Smart phones have become an indispensable part of our lives. One would be hard-pressed to find a public area void of the beeping, tweeting, flashing or vibrating of mobile devices. And while the nearly infinite applications of cell phones have revolutionized and facilitated interpersonal communication in both the professional and social spheres, there remains a precarious line between the use of cell phones as a convenience of the modern-day world and the use of cell phones as the portal to one’s entire world.

Dartmouth is undoubtedly full of highly accomplished individuals, each of whom has a different background and set of talents. There are very few places like it in the world, and current students bear the responsibility of safeguarding the school’s legacy that makes it so unique, one aspect of which is its relatively tight-knit student body. But if the seductive allure of the cell phone disables any interactions or exchanges between students, then the Dartmouth campus is no longer any different from an ordinary city block. The gifts and diversity of the individuals that comprise the student body become significant only when ideas are exchanged, connections are formed and students agree to actively share the present experience of being a Dartmouth student.

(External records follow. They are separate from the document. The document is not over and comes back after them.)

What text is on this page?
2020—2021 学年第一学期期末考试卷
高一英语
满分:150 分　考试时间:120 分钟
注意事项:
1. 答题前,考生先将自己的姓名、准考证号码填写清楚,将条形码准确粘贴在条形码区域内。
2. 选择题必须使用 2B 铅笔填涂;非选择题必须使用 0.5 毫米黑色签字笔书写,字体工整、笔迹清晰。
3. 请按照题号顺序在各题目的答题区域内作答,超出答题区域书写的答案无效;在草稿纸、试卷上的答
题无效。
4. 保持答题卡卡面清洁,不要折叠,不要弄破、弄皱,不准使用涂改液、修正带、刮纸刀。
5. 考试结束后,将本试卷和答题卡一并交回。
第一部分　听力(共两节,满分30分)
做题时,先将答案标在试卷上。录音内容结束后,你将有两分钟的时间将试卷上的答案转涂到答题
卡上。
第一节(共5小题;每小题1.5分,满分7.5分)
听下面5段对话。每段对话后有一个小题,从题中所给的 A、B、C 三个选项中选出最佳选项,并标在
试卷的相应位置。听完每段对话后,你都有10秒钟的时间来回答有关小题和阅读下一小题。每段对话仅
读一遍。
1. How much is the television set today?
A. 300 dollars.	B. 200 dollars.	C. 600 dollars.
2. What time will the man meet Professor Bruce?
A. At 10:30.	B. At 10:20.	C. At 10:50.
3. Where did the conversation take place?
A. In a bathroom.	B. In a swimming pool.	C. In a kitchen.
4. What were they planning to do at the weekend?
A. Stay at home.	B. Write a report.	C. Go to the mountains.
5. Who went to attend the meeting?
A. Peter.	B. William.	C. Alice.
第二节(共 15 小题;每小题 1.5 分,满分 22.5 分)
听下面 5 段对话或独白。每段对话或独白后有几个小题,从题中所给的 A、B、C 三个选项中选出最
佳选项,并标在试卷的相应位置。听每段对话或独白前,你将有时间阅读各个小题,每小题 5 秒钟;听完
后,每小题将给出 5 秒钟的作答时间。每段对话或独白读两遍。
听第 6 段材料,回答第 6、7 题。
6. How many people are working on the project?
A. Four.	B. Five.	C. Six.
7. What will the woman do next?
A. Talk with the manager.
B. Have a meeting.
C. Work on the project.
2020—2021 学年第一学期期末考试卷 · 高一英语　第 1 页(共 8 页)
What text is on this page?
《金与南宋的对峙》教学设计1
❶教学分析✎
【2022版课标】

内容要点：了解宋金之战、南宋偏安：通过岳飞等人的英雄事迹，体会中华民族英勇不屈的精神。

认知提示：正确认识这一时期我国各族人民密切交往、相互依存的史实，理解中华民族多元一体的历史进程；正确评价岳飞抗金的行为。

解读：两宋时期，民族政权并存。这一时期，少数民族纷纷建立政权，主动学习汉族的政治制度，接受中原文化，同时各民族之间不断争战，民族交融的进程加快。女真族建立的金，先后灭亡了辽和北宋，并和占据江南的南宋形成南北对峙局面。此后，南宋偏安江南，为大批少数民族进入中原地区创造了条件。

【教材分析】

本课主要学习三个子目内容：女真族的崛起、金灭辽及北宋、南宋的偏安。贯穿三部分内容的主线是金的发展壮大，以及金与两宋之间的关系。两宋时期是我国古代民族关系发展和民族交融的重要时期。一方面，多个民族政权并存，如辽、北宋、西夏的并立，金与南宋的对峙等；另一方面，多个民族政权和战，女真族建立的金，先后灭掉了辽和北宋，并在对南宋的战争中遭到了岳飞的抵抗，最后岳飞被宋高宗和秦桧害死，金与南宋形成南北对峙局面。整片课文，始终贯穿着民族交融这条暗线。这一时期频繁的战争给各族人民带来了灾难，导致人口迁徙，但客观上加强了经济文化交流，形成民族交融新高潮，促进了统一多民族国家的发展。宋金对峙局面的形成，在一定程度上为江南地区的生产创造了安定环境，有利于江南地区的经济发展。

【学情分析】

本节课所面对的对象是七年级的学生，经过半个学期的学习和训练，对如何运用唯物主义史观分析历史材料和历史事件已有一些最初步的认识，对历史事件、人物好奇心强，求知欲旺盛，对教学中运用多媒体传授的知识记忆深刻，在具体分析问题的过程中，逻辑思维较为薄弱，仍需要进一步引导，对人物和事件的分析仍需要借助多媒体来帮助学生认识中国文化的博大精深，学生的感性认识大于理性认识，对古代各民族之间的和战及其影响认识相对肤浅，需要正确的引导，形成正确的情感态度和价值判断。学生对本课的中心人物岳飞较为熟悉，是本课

While I was excited for the anarchy of college life, perhaps I overestimated the extent to which the 72 pages of rules at my boarding school were pointless. I realize now that autonomy might mean that I can wear jeans to class, but it doesn’t mean that I can disregard basic social etiquette. With that in mind, I challenge the Dartmouth community to walk to class without looking at a phone or wearing headphones. Observe your classmates, observe your school and make haste to connect yourself with your present surroundings. Your time in such an extraordinary place is limited, and you should not waste it scrolling mindlessly through your phone.